Notes from a meeting in June between Israeli Minister of Economy, Eli Cohen, and Lars Faaborg-Andersen, then the EU's ambassador in Tel Aviv, state that the new zip code is "impossible for the delegation to follow" and the "EU requested Israel's input to address the issue".
The EU delegation confirmed that the European side suggested using a different method to ensure that settlement products are not granted the same preferential treatment Israel gets under existing trade rules, but the reply from the Israeli side was that "the current system is very effective and that the arrangement operates in a very satisfactory manner".
It's unclear if the new zip code system introduced four years ago was intended to circumvent tariff rules that differentiate between Israel and the occupied territories. However "despite having rather fewer people than China" said the Israel's Haaretz newspaper, "Israel [is] switching to a rather more complicated 7-digit postal code system".
The EU delegation repeated its stance on the differentiation rules but the admission by the EU Ambassador Faaborg-Andersen indicates that under his term, EU trade rules have been flouted for four years.
A researcher at the influential European Council on Foreign Relations (ECFR) explained to MEMO details of the trade agreement between the EU and Israel.
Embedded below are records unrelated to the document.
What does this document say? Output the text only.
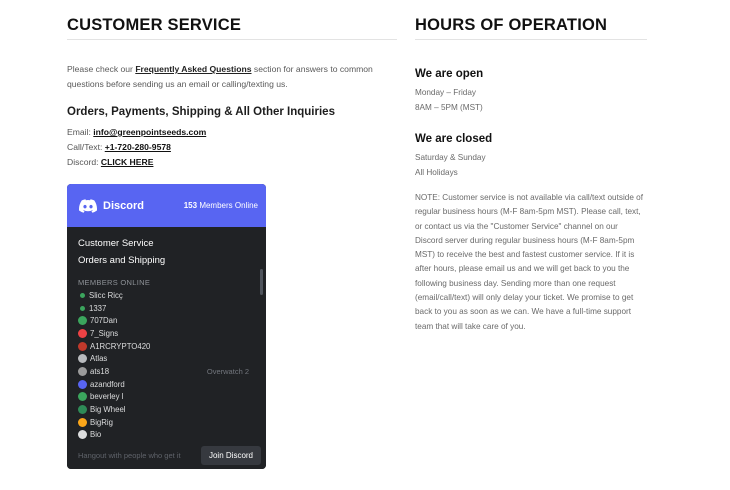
CUSTOMER SERVICE
Please check our Frequently Asked Questions section for answers to common questions before sending us an email or calling/texting us.
Orders, Payments, Shipping & All Other Inquiries
Email: info@greenpointseeds.com
Call/Text: +1-720-280-9578
Discord: CLICK HERE
Discord	153 Members Online
Customer Service
Orders and Shipping
MEMBERS ONLINE
Slicc Ricç
1337
707Dan
7_Signs
A1RCRYPTO420
Atlas
ats18	Overwatch 2
azandford
beverley l
Big Wheel
BigRig
Bio
Hangout with people who get it	Join Discord
HOURS OF OPERATION
We are open
Monday – Friday
8AM – 5PM (MST)
We are closed
Saturday & Sunday
All Holidays
NOTE: Customer service is not available via call/text outside of regular business hours (M-F 8am-5pm MST). Please call, text, or contact us via the "Customer Service" channel on our Discord server during regular business hours (M-F 8am-5pm MST) to receive the best and fastest customer service. If it is after hours, please email us and we will get back to you the following business day. Sending more than one request (email/call/text) will only delay your ticket. We promise to get back to you as soon as we can. We have a full-time support team that will take care of you.
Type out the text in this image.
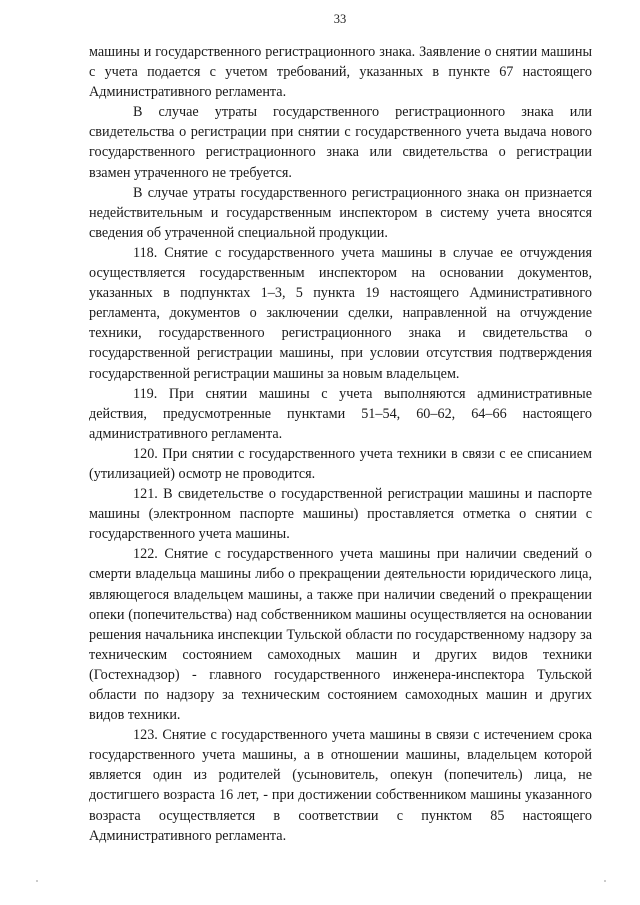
33

машины и государственного регистрационного знака. Заявление о снятии машины с учета подается с учетом требований, указанных в пункте 67 настоящего Административного регламента.

В случае утраты государственного регистрационного знака или свидетельства о регистрации при снятии с государственного учета выдача нового государственного регистрационного знака или свидетельства о регистрации взамен утраченного не требуется.

В случае утраты государственного регистрационного знака он признается недействительным и государственным инспектором в систему учета вносятся сведения об утраченной специальной продукции.

118. Снятие с государственного учета машины в случае ее отчуждения осуществляется государственным инспектором на основании документов, указанных в подпунктах 1–3, 5 пункта 19 настоящего Административного регламента, документов о заключении сделки, направленной на отчуждение техники, государственного регистрационного знака и свидетельства о государственной регистрации машины, при условии отсутствия подтверждения государственной регистрации машины за новым владельцем.

119. При снятии машины с учета выполняются административные действия, предусмотренные пунктами 51–54, 60–62, 64–66 настоящего административного регламента.

120. При снятии с государственного учета техники в связи с ее списанием (утилизацией) осмотр не проводится.

121. В свидетельстве о государственной регистрации машины и паспорте машины (электронном паспорте машины) проставляется отметка о снятии с государственного учета машины.

122. Снятие с государственного учета машины при наличии сведений о смерти владельца машины либо о прекращении деятельности юридического лица, являющегося владельцем машины, а также при наличии сведений о прекращении опеки (попечительства) над собственником машины осуществляется на основании решения начальника инспекции Тульской области по государственному надзору за техническим состоянием самоходных машин и других видов техники (Гостехнадзор) - главного государственного инженера-инспектора Тульской области по надзору за техническим состоянием самоходных машин и других видов техники.

123. Снятие с государственного учета машины в связи с истечением срока государственного учета машины, а в отношении машины, владельцем которой является один из родителей (усыновитель, опекун (попечитель) лица, не достигшего возраста 16 лет, - при достижении собственником машины указанного возраста осуществляется в соответствии с пунктом 85 настоящего Административного регламента.
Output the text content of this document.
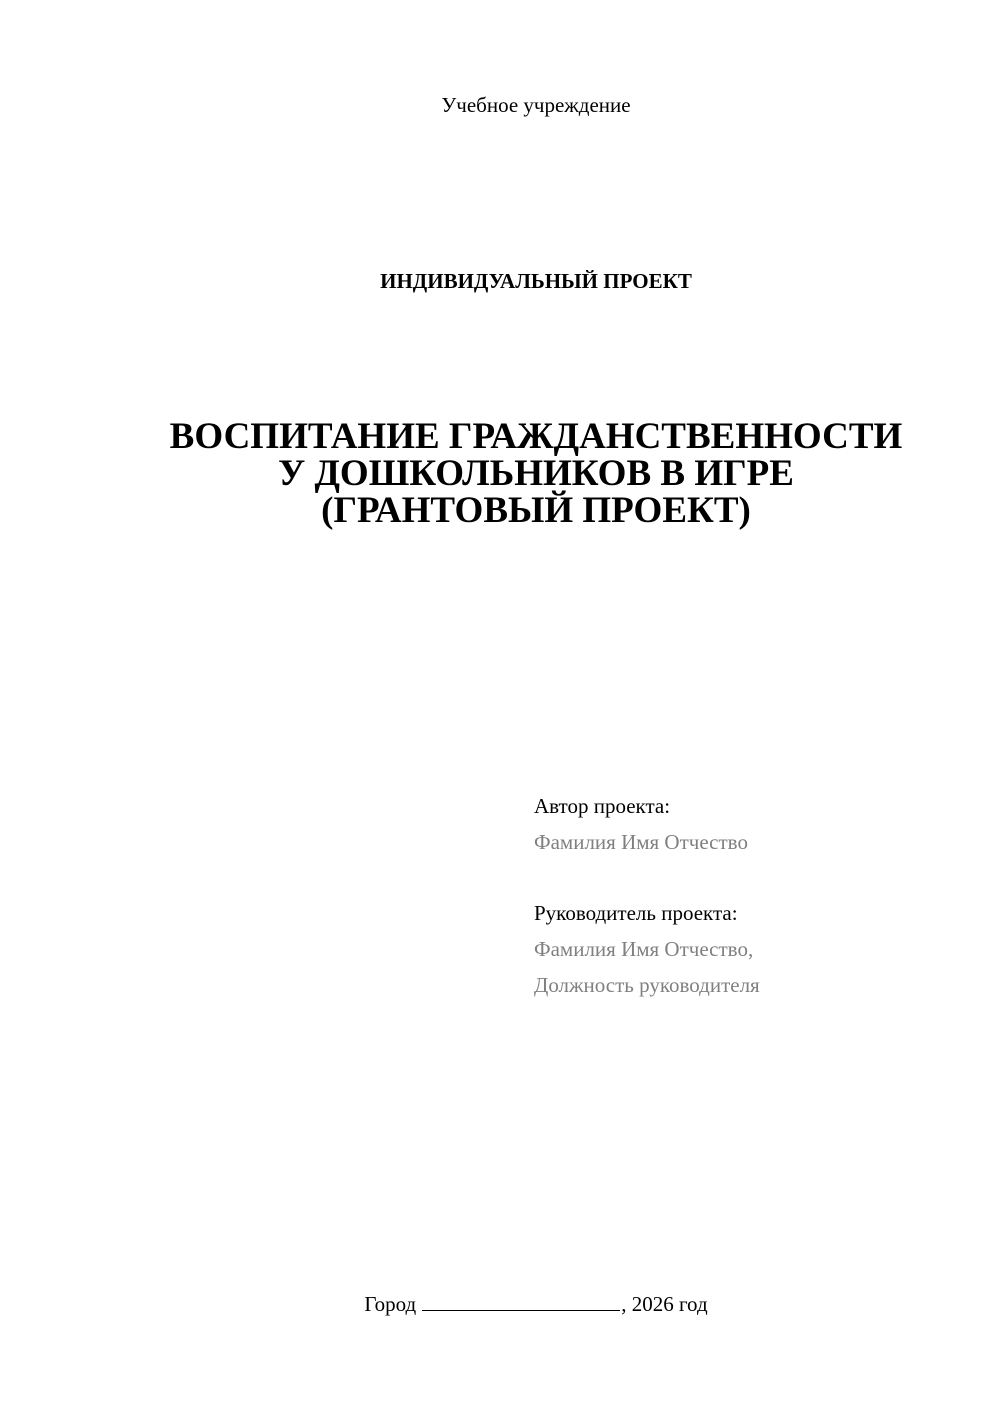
Учебное учреждение
ИНДИВИДУАЛЬНЫЙ ПРОЕКТ
ВОСПИТАНИЕ ГРАЖДАНСТВЕННОСТИ
У ДОШКОЛЬНИКОВ В ИГРЕ
(ГРАНТОВЫЙ ПРОЕКТ)
Автор проекта:
Фамилия Имя Отчество
Руководитель проекта:
Фамилия Имя Отчество,
Должность руководителя
Город	, 2026 год
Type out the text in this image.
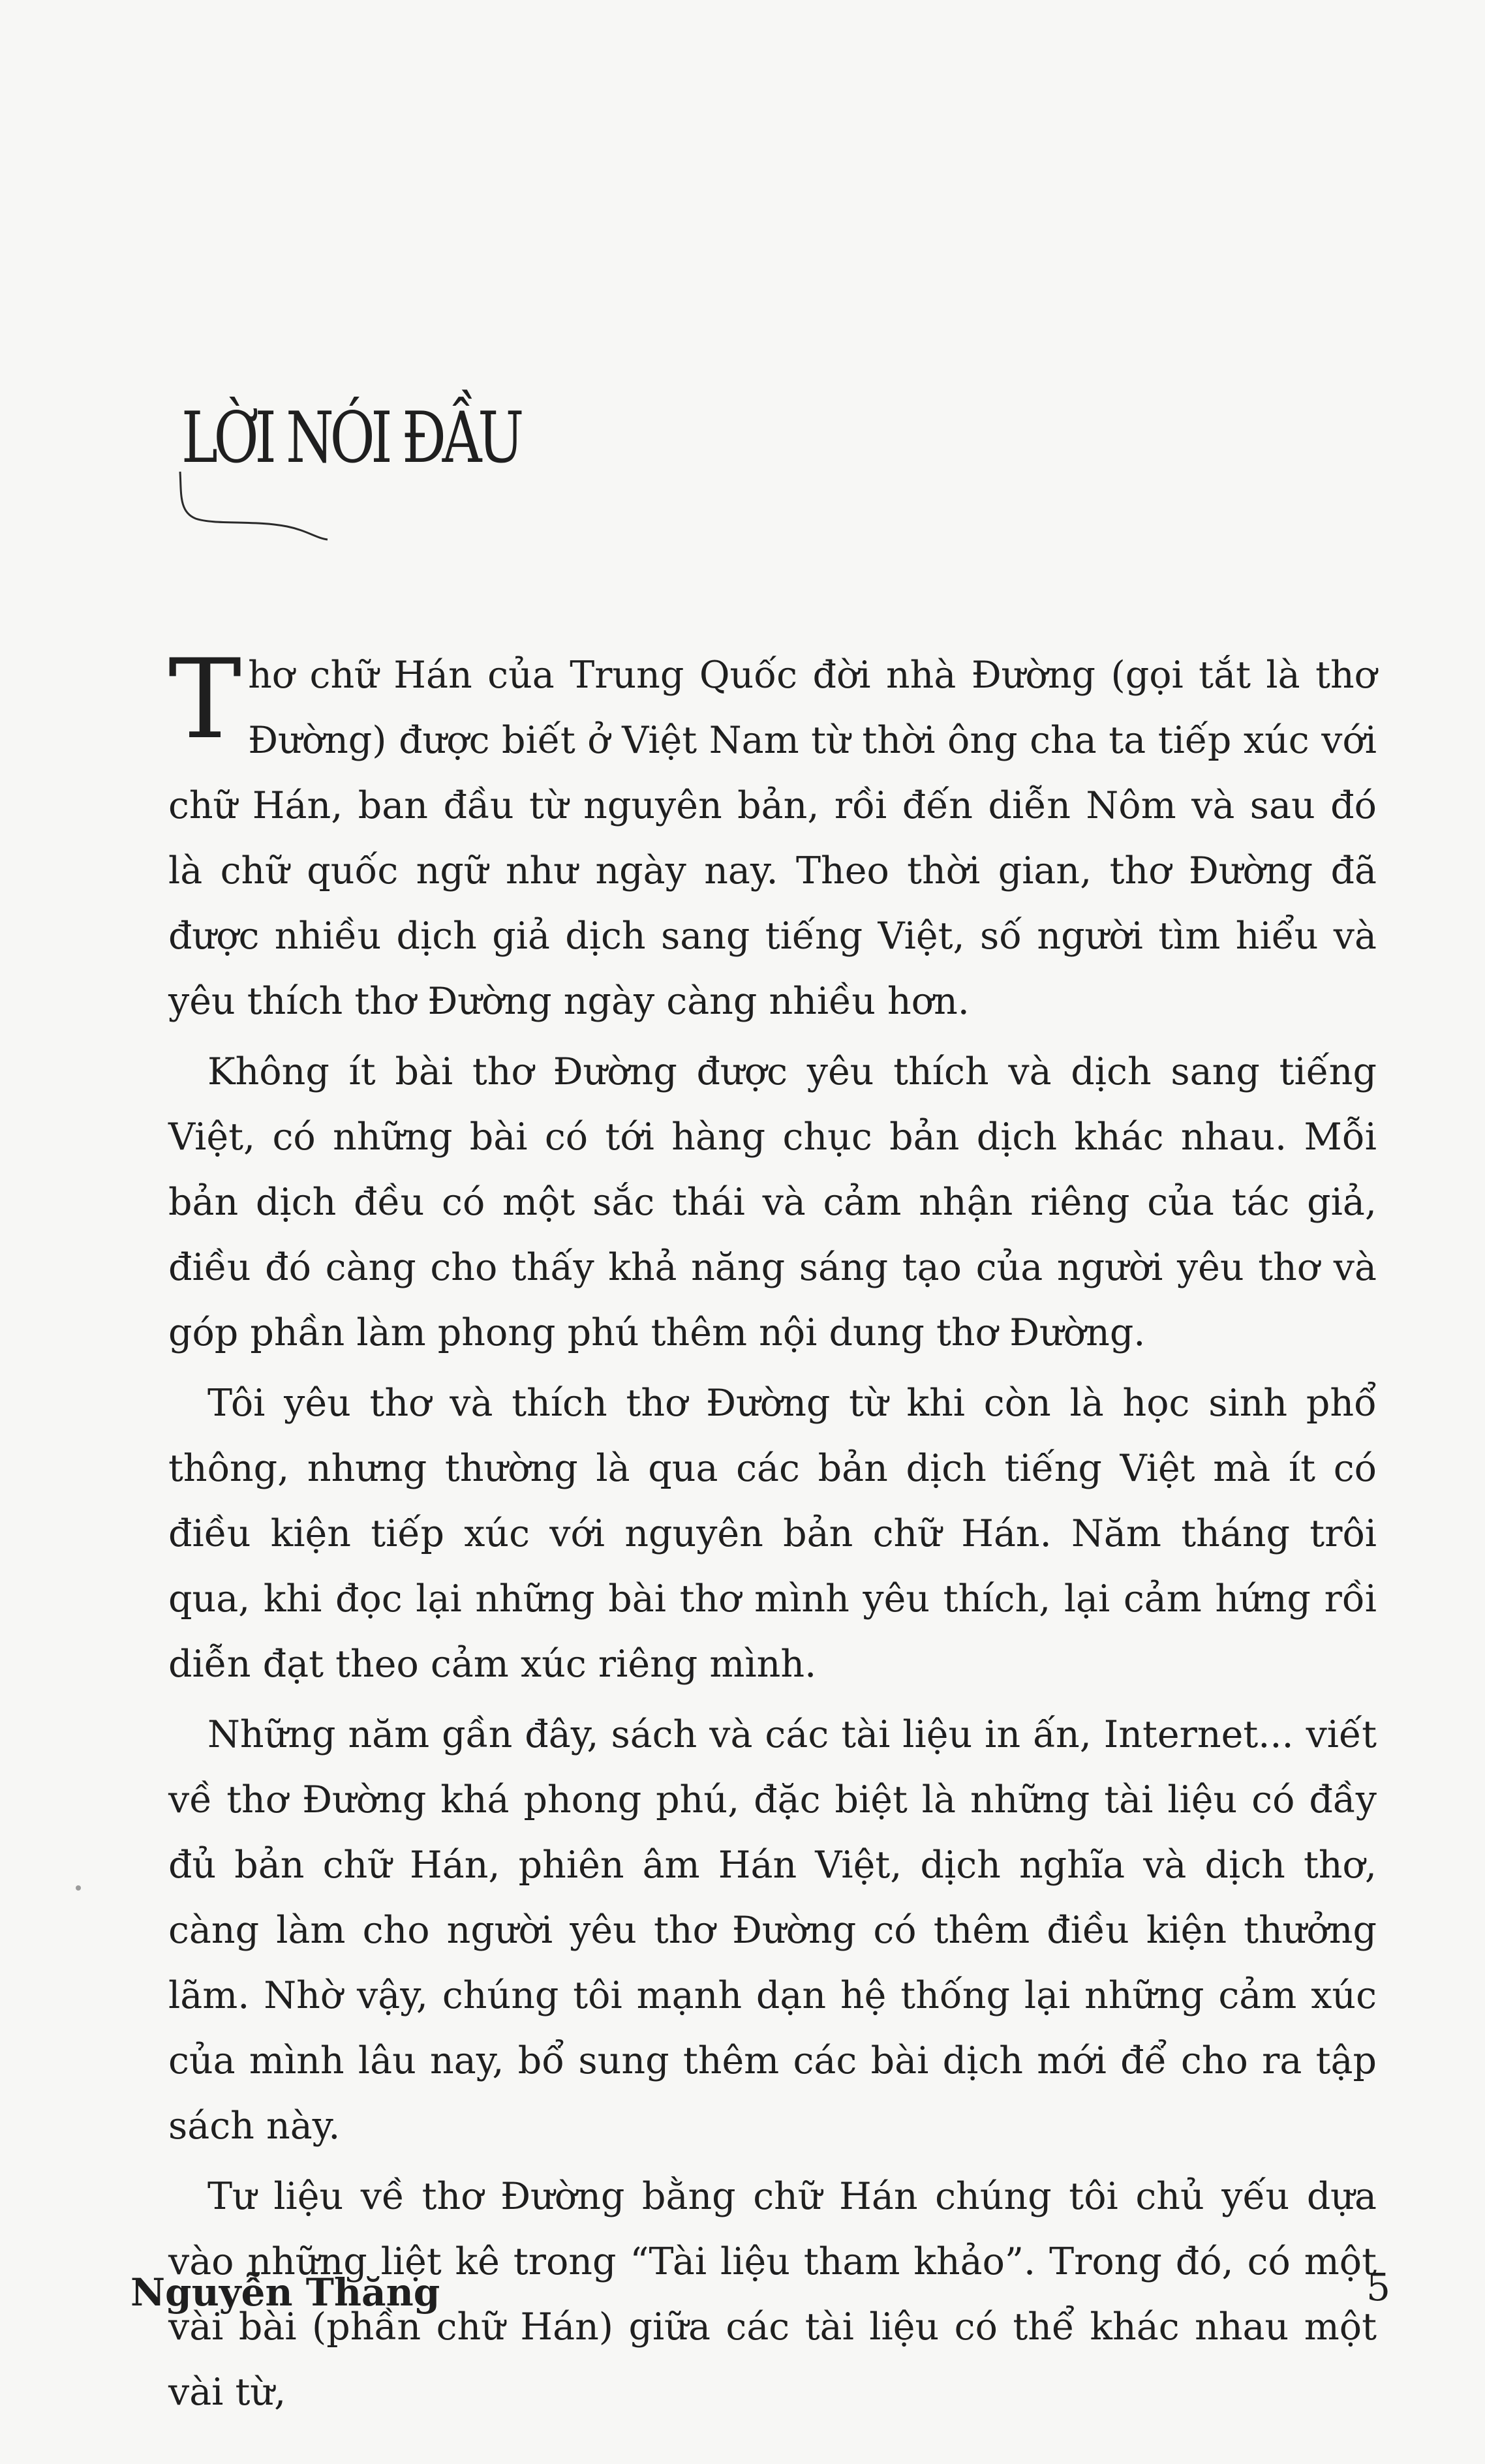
LỜI NÓI ĐẦU

Thơ chữ Hán của Trung Quốc đời nhà Đường (gọi tắt là thơ Đường) được biết ở Việt Nam từ thời ông cha ta tiếp xúc với chữ Hán, ban đầu từ nguyên bản, rồi đến diễn Nôm và sau đó là chữ quốc ngữ như ngày nay. Theo thời gian, thơ Đường đã được nhiều dịch giả dịch sang tiếng Việt, số người tìm hiểu và yêu thích thơ Đường ngày càng nhiều hơn.

Không ít bài thơ Đường được yêu thích và dịch sang tiếng Việt, có những bài có tới hàng chục bản dịch khác nhau. Mỗi bản dịch đều có một sắc thái và cảm nhận riêng của tác giả, điều đó càng cho thấy khả năng sáng tạo của người yêu thơ và góp phần làm phong phú thêm nội dung thơ Đường.

Tôi yêu thơ và thích thơ Đường từ khi còn là học sinh phổ thông, nhưng thường là qua các bản dịch tiếng Việt mà ít có điều kiện tiếp xúc với nguyên bản chữ Hán. Năm tháng trôi qua, khi đọc lại những bài thơ mình yêu thích, lại cảm hứng rồi diễn đạt theo cảm xúc riêng mình.

Những năm gần đây, sách và các tài liệu in ấn, Internet... viết về thơ Đường khá phong phú, đặc biệt là những tài liệu có đầy đủ bản chữ Hán, phiên âm Hán Việt, dịch nghĩa và dịch thơ, càng làm cho người yêu thơ Đường có thêm điều kiện thưởng lãm. Nhờ vậy, chúng tôi mạnh dạn hệ thống lại những cảm xúc của mình lâu nay, bổ sung thêm các bài dịch mới để cho ra tập sách này.

Tư liệu về thơ Đường bằng chữ Hán chúng tôi chủ yếu dựa vào những liệt kê trong “Tài liệu tham khảo”. Trong đó, có một vài bài (phần chữ Hán) giữa các tài liệu có thể khác nhau một vài từ,

Nguyễn Thăng	5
The EU and its member states, like the rest of the international community, do not recognise any legal or de facto Israeli sovereignty over the Occupied Palestinian Territories. This duty of non-recognition is based on international law, resulting in a legal obligation to clearly differentiate between Israel and its activities beyond the Green Line within their bilateral relations.
Asked how far the EU could go to uphold its own trade rules, ECFR representative said that the EU will not be able to completely terminate its trade agreement with Tel Aviv but if it really insisted on being faithful to its rules, then Brussels could cancel all its preferential trade deals with Israel until it clearly distinguishes between itself and the territory beyond the Green Line. In the meantime the EU and Israel could maintain a non-preferential trade agreement.